One reason Patricia L. Brown & Associates handles probate, wills, trusts and powers of attorney is so many of our family law and divorce clients do not have these documents. Perhaps the term "estate planning" misleads people who confuse "estates" with mansions. If you own virtually anything of value (automobile, furniture, family photographs and momentos, a bank account, a TV, etc) or have minor children, you need a will and powers of attorney. Otherwise, some anonymous judge will decide who receives the items you value, including perhaps your despised brother-in-law. And if you are injured or ill and cannot make your own health care decisions, who do you want making those decisions? That brother-in-law?
It may sound unusual (for an article about wills, etc) but this is a website you should visit: "GetYourS**tTogether.Org". It was started by a young woman, Chanel Reynolds, who's husband was killed by a car while bicycling. While trying to deal with the loss, she discovered how chaotic and disorganized their life actually was, although it didn't seem so. For example, they had taken the time to draft wills but sadly never signed and executed them. She didn't even know if her husband had life insurance.
Whenever I give I talk, I ask for a show of hands regarding who has a will.
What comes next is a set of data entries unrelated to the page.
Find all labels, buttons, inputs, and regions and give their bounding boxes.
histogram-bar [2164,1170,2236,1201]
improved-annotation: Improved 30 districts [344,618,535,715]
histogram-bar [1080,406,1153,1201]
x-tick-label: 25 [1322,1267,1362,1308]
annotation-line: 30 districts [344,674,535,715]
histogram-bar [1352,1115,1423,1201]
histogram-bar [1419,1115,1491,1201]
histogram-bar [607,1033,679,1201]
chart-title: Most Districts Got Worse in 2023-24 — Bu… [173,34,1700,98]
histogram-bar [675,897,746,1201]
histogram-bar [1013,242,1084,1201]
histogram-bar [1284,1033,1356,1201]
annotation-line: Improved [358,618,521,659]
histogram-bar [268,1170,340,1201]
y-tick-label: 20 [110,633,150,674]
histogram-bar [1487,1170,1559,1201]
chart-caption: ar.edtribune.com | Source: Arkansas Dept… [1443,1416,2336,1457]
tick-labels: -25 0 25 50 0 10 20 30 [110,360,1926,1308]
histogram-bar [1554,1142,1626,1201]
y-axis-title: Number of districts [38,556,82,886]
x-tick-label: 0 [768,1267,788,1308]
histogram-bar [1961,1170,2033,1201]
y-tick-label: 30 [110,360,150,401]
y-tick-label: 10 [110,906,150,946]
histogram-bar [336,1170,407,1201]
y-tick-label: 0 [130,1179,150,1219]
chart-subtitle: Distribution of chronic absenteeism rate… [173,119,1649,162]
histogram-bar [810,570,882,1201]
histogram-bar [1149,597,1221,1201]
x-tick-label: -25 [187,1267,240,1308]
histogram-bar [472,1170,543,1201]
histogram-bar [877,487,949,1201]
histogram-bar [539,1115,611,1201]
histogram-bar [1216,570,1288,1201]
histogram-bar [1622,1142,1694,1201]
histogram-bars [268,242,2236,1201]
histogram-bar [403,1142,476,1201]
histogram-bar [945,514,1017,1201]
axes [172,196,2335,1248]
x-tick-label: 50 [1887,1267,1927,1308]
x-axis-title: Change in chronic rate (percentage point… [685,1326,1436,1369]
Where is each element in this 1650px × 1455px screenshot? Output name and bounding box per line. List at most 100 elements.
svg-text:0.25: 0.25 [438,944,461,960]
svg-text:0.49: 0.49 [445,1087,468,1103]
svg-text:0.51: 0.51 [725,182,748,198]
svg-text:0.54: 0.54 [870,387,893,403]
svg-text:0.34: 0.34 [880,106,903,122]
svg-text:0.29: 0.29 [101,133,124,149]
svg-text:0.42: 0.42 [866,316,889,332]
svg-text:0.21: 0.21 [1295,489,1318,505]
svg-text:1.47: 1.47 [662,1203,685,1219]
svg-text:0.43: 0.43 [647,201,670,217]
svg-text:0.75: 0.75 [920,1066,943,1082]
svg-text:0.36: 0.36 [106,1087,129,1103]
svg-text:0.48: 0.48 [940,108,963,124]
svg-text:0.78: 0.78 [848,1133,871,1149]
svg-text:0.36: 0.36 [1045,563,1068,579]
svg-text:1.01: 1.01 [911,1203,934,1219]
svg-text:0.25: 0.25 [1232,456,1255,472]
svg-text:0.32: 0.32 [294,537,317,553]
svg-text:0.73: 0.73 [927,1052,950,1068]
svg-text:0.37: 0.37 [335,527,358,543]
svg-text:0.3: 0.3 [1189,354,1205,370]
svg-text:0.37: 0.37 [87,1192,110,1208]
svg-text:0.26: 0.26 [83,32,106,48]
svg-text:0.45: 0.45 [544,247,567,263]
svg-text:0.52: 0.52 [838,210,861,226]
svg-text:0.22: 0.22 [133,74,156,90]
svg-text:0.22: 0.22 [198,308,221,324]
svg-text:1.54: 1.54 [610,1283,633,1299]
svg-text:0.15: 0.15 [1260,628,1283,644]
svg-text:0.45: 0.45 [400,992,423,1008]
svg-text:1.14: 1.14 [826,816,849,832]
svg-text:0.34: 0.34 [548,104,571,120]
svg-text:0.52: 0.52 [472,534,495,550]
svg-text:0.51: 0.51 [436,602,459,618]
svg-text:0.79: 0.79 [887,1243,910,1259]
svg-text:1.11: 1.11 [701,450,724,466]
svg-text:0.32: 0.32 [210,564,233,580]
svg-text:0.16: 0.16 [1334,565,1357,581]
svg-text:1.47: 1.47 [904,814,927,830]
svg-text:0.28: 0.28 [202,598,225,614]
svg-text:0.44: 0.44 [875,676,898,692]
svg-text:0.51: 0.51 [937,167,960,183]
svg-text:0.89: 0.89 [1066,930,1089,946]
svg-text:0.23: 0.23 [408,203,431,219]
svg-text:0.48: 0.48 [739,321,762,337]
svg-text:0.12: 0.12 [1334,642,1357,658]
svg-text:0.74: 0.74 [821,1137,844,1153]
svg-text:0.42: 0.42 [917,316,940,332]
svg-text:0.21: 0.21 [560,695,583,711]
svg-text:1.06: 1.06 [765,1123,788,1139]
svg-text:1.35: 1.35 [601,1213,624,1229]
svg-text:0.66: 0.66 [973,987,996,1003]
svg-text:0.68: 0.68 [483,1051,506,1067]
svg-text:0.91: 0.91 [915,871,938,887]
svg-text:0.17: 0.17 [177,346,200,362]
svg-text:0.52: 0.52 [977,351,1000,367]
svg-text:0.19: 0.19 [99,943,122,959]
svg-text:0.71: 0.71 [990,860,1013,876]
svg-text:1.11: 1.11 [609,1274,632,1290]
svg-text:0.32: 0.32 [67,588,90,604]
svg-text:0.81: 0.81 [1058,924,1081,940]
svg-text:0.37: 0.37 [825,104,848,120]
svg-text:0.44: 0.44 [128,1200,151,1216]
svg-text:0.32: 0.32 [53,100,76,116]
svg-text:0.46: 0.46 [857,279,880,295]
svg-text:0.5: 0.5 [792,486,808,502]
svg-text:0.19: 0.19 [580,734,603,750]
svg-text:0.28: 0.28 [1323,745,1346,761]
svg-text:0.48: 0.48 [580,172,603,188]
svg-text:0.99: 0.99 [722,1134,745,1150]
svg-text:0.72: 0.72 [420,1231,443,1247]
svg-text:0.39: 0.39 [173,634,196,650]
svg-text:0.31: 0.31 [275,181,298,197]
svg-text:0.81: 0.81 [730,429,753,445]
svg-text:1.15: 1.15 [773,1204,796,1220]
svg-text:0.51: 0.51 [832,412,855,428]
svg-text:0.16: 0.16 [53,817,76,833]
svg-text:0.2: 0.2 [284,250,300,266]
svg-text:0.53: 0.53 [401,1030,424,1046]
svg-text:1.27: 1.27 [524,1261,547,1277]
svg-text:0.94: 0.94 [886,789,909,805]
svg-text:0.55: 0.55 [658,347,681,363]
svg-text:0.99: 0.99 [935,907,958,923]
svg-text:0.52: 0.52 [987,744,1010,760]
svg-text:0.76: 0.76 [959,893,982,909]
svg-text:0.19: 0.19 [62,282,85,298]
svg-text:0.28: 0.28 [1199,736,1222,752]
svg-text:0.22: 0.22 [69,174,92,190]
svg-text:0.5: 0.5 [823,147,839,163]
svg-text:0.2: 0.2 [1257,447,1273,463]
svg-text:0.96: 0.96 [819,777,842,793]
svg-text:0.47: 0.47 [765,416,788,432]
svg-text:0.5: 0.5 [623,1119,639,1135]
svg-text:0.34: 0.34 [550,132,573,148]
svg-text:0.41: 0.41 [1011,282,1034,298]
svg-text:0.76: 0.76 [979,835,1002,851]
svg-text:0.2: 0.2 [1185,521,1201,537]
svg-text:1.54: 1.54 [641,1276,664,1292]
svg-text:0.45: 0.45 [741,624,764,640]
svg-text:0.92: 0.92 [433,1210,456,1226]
It is usually much less than half. When I ask how many have updated their will in the last 3 years, I get 1 or 2 hands, or none. Most of us postpone doing a will because it reminds us of the inevitable. Yet it is probably the most important legal document you will ever be a party to. If you own anything or have children and die unexpectedly (few of us expect to die unexpectedly!), a stranger, a judge with no personal knowledge of you, will oversee the disposition of your assets and your children.